Cultuur en socialisatie Flashcards
Intrageneratie mobiliteit
Je sociale mobiliteit over generaties, dus de sociale status van een persoon die hij in de loop van zijn carrière krijgt
Laissez-faire (opvoedingspatroon)
“laat maar gaan” ouders hebben bij deze manier van opvoeden veel oog voor de behoefte van hun kind
Mondialisering
We zijn wereldwijd steeds afhankelijker van elkaar geworden
Meritocratie
Een samenlevingsvorm waarbij je status bepaald word door je individuele verdiensten.
Politieke socialisatie
Het proces van overdracht van de politieke cultuur van jou groep of samenleving.

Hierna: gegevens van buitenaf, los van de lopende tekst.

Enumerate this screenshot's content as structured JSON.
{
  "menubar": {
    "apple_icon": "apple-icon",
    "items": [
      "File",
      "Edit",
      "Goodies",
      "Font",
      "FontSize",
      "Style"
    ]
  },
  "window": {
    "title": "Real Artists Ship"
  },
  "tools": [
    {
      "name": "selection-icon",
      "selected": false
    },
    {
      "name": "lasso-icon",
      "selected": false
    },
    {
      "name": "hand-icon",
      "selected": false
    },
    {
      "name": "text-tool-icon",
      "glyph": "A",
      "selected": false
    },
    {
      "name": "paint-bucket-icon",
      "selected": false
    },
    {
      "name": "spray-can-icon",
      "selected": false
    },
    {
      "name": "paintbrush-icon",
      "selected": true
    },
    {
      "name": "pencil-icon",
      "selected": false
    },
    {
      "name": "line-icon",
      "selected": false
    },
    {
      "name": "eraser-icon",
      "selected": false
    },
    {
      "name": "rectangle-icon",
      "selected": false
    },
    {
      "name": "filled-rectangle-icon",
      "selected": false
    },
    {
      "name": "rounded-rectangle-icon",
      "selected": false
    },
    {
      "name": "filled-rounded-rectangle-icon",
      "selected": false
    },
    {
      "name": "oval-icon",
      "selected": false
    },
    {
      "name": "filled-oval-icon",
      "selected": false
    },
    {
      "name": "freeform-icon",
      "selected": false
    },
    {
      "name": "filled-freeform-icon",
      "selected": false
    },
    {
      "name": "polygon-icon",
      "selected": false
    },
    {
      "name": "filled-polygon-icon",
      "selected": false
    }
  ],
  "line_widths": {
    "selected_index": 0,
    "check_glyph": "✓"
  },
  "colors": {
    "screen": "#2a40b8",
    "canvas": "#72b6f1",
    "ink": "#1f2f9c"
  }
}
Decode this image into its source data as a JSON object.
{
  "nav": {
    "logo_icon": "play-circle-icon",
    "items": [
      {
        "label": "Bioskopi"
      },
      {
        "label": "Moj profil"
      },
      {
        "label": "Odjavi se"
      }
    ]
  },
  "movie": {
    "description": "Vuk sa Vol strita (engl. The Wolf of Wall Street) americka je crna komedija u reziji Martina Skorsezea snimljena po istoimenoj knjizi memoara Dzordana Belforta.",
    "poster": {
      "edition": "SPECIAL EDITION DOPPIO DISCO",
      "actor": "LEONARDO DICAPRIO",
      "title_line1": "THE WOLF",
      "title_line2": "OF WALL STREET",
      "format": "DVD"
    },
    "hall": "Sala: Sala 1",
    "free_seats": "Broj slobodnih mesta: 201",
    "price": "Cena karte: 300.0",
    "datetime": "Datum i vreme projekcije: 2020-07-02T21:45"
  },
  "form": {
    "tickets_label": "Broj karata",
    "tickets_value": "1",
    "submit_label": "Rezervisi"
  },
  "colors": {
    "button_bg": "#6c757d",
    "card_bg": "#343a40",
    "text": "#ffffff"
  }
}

Verticale sociale mobiliteit
Stijgen of dalen van een persoon op de maatschappelijke ladder.
Reproductietheorie
De klassen waaruit je komt bepaald waar je staat in de samenleving, en dat is moeilijk om te doorbreken.
Masculiene cultuur
Een cultuur waarin sprake is van duidelijke sociale sekserollen en de nadruk op materiele vooruitgang en succes ligt.
Kwalificatiefunctie
Hoe een school, leerlingen voorbereid op vervolgopleiding en arbeidsmarkt.
Tegencultuur
Een cultuur van een groep mensen die zich verzet tegen de dominanten cultuur
Rolpatroon
Mensen kunnen verschillende rollen aannemen. (leraar – moeder)
Behaviorisme
Gaat over het begrijpen van het gedrag van mensen.